Industry-tuned block pallets - four-way entry for seafood & meat processing buyers across North Carolina.
Get a Price →Pallet demand in North Carolina, North Carolina is shaped by the local economy and the regional supply chain - distribution, manufacturing, and food/beverage operations all consume pallets at predictable cadences. United States Pallets aligns our Block Pallets - Four-Way Entry for Seafood & Meat Processing delivery rhythm to those operations, with same-day rush options when production schedules tighten and standing-order programs for predictable weekly volume.
Block Pallets - Four-Way Entry for Seafood & Meat Processing suppliers serving North Carolina businesses range from regional yards with limited inventory to national networks with deep multi-grade stock. United States Pallets sits in the second category, structured specifically for high-volume B2B operations - 50+ pallets per order minimum, scheduled programs for 500+/week accounts, and dimensional consistency tight enough for AGV-equipped warehouses.
Yes. Standing-order programs for North Carolina operations running 500+ pallets/week lock in tiered pricing, reserve delivery slots, and run on autopilot in the background. Custom contract terms available for accounts running 2,000+/week.
Yes. We deliver to every commercial address in North Carolina, with same-day shipping standard in our Southeast/Mid-Atlantic core and scheduled weekly delivery elsewhere. North Carolina-area accounts are typical - submit a quote with your dock location and we route accordingly.
Yes. We buy back used pallets from North Carolina collectors, recyclers, and warehouses - 250-pallet minimum per load, single-size only (no mixed-size loads). Fast ACH payment, typically same-day or net-7 depending on volume. Pickup arranged on standard outbound delivery routes.
Local North Carolina suppliers offer geographic proximity. United States Pallets offers nationwide sourcing depth, multi-grade inventory always in stock, sub-2-business-hour quote response, audit-ready documentation, and standing-order automation that local yards typically don\'t match.

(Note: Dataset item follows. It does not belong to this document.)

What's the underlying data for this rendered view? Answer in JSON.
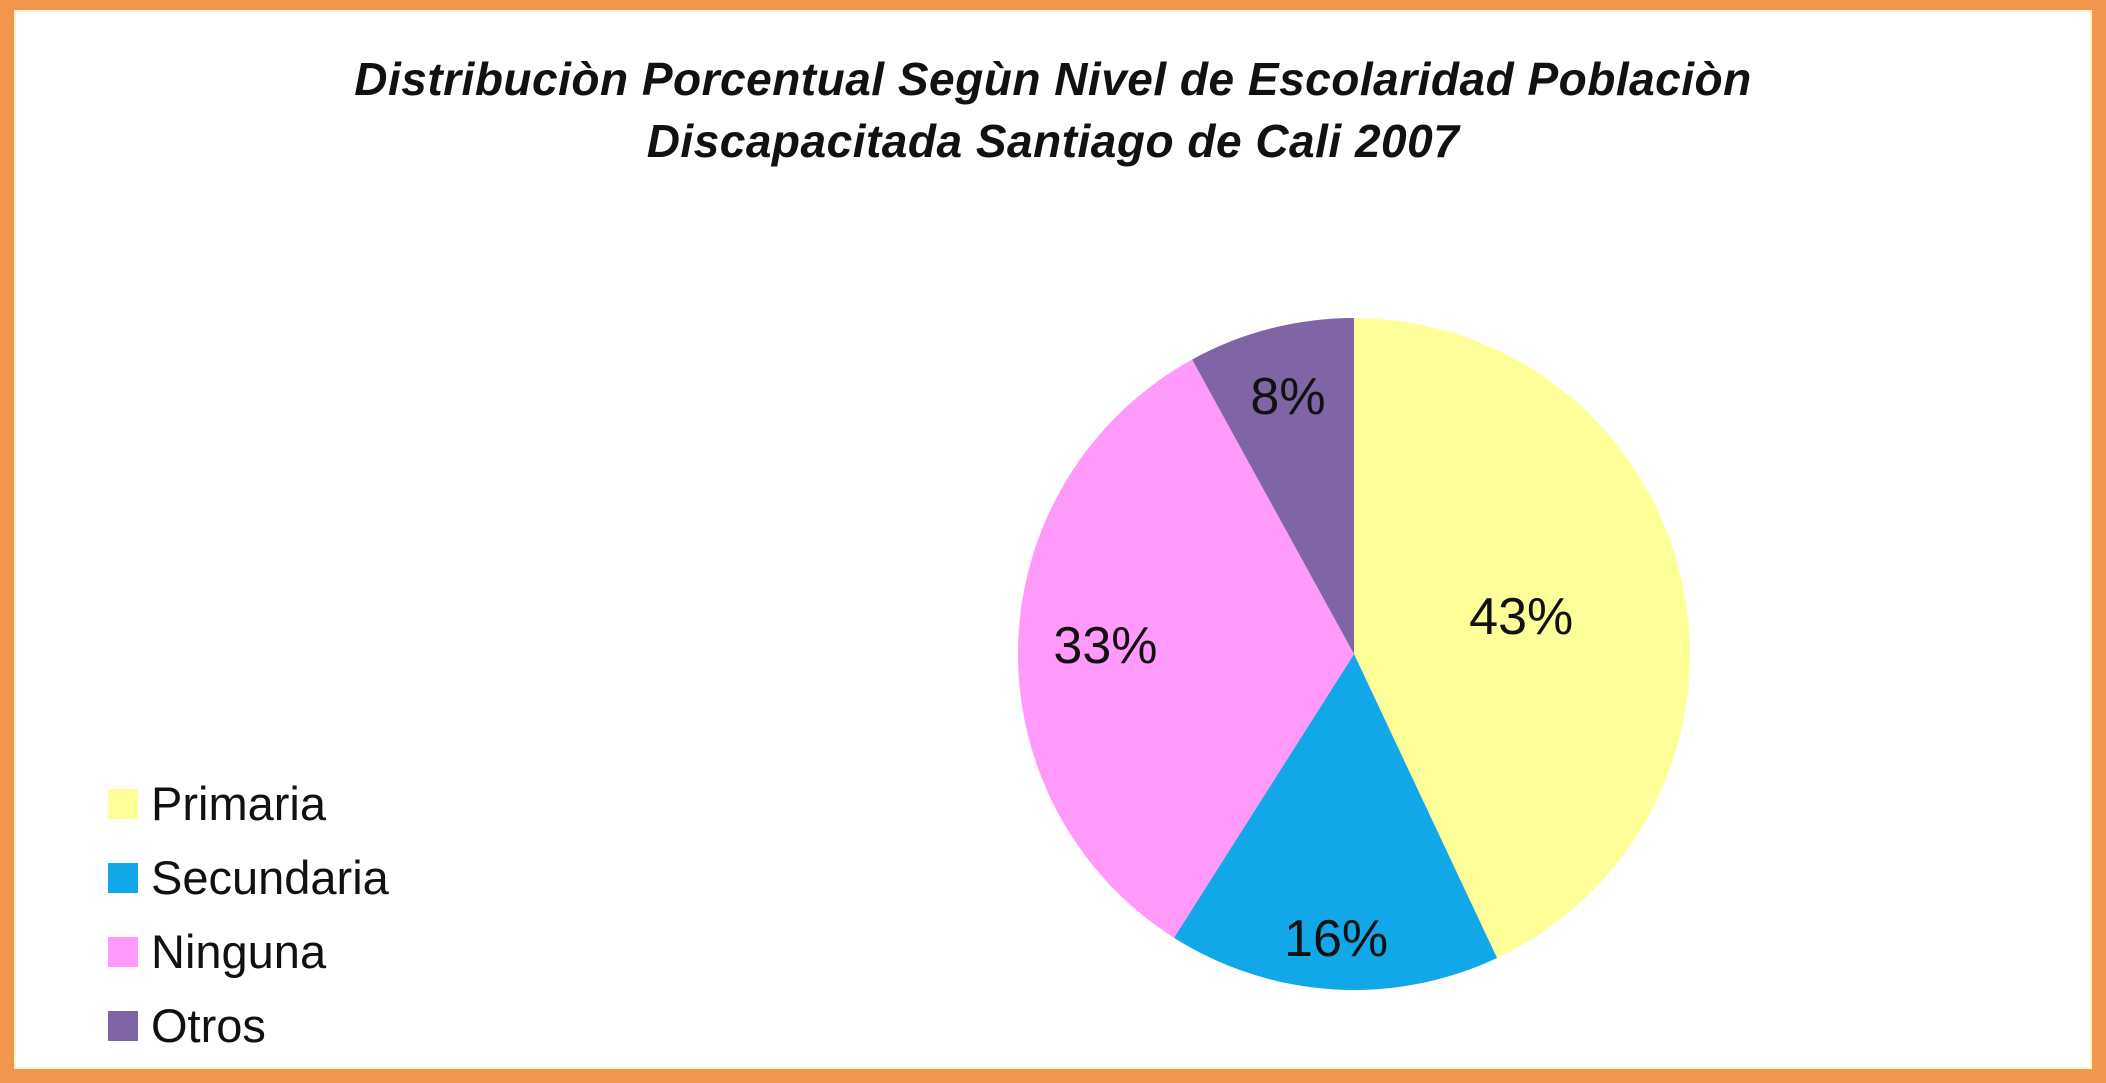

Yes. Backhaul logistics are coordinated on outbound delivery routes - empty or non-spec pallets get picked up on the return leg of new pallet deliveries. Per-pallet freight cost on the backhaul approaches zero for accounts running both new-pallet purchase + buyback simultaneously.
Response under 2 business hours.
FSMA Section 204 traceability supported on every food-grade load; pallet ID linked to the lumber lot, kiln batch, and dispatch ticket in our chain-of-custody database.
Port of Wilmington and Port of Morehead City require ISPM-15 stamp verification at container terminals; we coordinate with NC Ports stevedores for certified export loads, with 14-foot harbor draft supporting Panamax vessels.
North Carolina Department of Environmental Quality regulates wood pallet recycling under 15A NCAC 13B; our partner facilities in Charlotte, Raleigh, and Greensboro maintain NCDEQ registration for return-stream service.
Pallet weight: new GMA averages 38-42 lb per unit; recycled Grade A averages 35-39 lb; lighter chemical-industry 40x40 pallets weigh 28-32 lb; freight estimation should use 40 lb/pallet for inbound planning.
48x40 GMA load capacity is 2,800 lb racked (face-loaded), 4,600 lb static, and 2,500 lb dynamic per ASME MH1 2016; deck board span 3.5 inches; deflection under rated load <0.5 inch.
Standing-order programs schedule a recurring weekly truckload (or partial) for the same delivery window; price-locked for 12 months; preferred for 3PL warehouse refill cycles.
E-commerce fulfillment centers around Orlando and Lakeland use mixed-SKU GMA pallets for inbound, plus pallets-with-cardboard for outbound to last-mile carriers; we coordinate delivery with their dock-scheduling system (FreightSmart, DOCK365).
Buyback pricing for returned pallets: $3-5 per Grade A unit; $1-2 per Grade B; minimum 50-pallet pickup; integrated with our recycling stream for sustainability accounting.
Lumber sourcing prioritizes regional Southeast US hardwood mills (FL, AL, GA, MS); reduces transport carbon vs Pacific Northwest stock; supports regional logging economies.